Eighteen months after President Jean-Claude Junker launched the Investment Plan for Europe and a year after the start of the European Fund for Strategic Investments (EFSI), the European Commission released the Communication on Delivering the Single Market Agenda for Jobs, Growth and Investment. The Communication, published on June 1st, takes a stock of achievements to date and reflects on extending the fund after 2018.

Managed by the EIB Group, the EFSI is supposed to mobilise at least EUR 315 billion in additional investments in the real economy by mid-2018. By now, the fund is active in 26 Member States and it is financing 64 projects, which represent a volume of financing of EUR 9.3 billion.

The European Investment Fund (EIF) has also approved 185 SME financing agreements, with total financing under the EFSI of EUR 3.5 billion. Some 150.000 SMEs and Midcaps are expected to benefit.

By presenting the Communication, Vice-President Jyrki Katainen responsible for Jobs, Growth, Investment and Competitiveness underlined the importance of the new European Investment Project Portal (EIPP). The platform, launched on June 1st, aims to become a virtual hub, where promoters can showcase their European projects worldwide to investors.

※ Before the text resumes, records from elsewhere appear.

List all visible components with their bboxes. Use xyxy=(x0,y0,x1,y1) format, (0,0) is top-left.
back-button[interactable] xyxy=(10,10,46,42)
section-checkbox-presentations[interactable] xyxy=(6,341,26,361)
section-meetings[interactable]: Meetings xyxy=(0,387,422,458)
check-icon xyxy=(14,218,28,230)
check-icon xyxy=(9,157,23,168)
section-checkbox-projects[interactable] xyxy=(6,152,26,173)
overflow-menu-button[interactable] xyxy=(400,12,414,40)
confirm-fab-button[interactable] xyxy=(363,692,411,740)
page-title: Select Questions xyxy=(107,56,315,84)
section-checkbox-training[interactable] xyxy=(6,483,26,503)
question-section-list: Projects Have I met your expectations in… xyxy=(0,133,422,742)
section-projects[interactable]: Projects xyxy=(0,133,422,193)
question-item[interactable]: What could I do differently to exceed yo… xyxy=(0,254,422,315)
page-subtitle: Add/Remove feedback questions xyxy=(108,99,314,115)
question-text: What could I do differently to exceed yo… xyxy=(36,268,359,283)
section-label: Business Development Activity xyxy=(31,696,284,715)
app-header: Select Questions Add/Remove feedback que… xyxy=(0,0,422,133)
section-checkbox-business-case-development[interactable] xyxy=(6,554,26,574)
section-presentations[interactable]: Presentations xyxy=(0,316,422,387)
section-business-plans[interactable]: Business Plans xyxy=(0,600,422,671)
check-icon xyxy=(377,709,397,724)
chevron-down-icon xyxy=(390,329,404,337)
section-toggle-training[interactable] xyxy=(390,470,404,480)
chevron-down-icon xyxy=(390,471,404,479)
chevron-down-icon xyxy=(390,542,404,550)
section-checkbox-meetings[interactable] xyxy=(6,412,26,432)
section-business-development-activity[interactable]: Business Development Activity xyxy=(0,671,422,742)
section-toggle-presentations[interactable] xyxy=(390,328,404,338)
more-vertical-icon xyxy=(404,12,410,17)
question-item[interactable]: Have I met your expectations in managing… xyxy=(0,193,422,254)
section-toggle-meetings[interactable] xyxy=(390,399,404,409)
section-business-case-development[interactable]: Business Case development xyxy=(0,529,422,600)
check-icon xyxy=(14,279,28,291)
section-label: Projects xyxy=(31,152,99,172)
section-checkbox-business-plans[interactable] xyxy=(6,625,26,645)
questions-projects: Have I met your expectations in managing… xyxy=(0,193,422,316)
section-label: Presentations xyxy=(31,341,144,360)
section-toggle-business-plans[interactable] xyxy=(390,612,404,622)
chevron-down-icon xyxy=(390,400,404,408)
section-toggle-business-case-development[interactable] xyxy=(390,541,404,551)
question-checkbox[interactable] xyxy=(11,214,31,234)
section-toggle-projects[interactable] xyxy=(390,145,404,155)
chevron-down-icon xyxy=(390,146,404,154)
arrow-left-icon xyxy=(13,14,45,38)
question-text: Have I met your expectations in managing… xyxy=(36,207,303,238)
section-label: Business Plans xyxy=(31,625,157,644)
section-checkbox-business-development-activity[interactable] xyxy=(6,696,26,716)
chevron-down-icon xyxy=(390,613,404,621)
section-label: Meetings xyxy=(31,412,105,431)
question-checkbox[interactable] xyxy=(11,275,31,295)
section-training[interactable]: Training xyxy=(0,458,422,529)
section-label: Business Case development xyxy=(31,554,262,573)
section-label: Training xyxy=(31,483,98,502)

The Communication on Delivering the Single Market Agenda describes the EU activities to promote an entrepreneurship-friendly environment, fostering innovation and human capital. These activities consist of public consultations, implementation and review of the existing tools. The core of the reform are the Single Market Strategy and the Action Plan on Building the Capital Markets Union.

The Commission considers essential improving the connections between savings and investments in the capital market, by promoting venture capital and preserving the capacity of banks to issue loans to SMEs. In order to promote new enterprises’ growth, the Commission proposes to establish a Venture Capital Fund-of-Funds, which will combine public finance with private capital. Two public consultations will be launched soon:

- the first one to prepare a new legislative initiative on business restructuring and insolvency. The aim of the new legislation is to improve the legal certainty for cross-border investors and to promote a better circulation of capitals;

- the second one aims to enhance the dissemination of voluntary personal pension products in order to mobilize extra capital available for long-term investments.

The existing legislative framework for financial services will be also fostered.

Considering the Digital Single Market Strategy, the Commission aims to improve globally the competitiveness of European enterprises. Administrative and legal barriers, including taxation-related obstacles must be removed, because they reduce their possibilities to expand across borders. Thanks to the e-Commerce package, launched in May, roaming charges across Europe will be removed by June 2017.

The Commission will revise the Audio-Visual Media and Service Directive, the Consumer Protection Cooperation Regulation and provide a wide range of follow-up initiatives to the VAT Action Plan. The Value Added Tax contributes in fact to 7% of EU GDP and almost all businesses have to deal with it. Therefore, the Commission supports the creation of a simple, modern and fraud-proof VAT system, more functional to e-commerce between consumers and providers having their seat in different Member States and more sustainable for SMEs.

Considering the relation between governments and enterprises, the Commission promotes the enforcement of the e-Government Action Plan, in order to develop e-procurement and to stimulate the demand for innovative digital products and services.

A new legislative initiative will be launched in autumn in order to improve the functioning of the notification procedure for services and in 2017 the Mutual Recognition Regulation will be reviewed. The objective is to make it easier for companies to demonstrate that their products are lawfully sold in a Member State. It will enhance the free circulation of goods within Europe and provide a set of actions to forbid the sale of products that do not comply with essential safety requirements.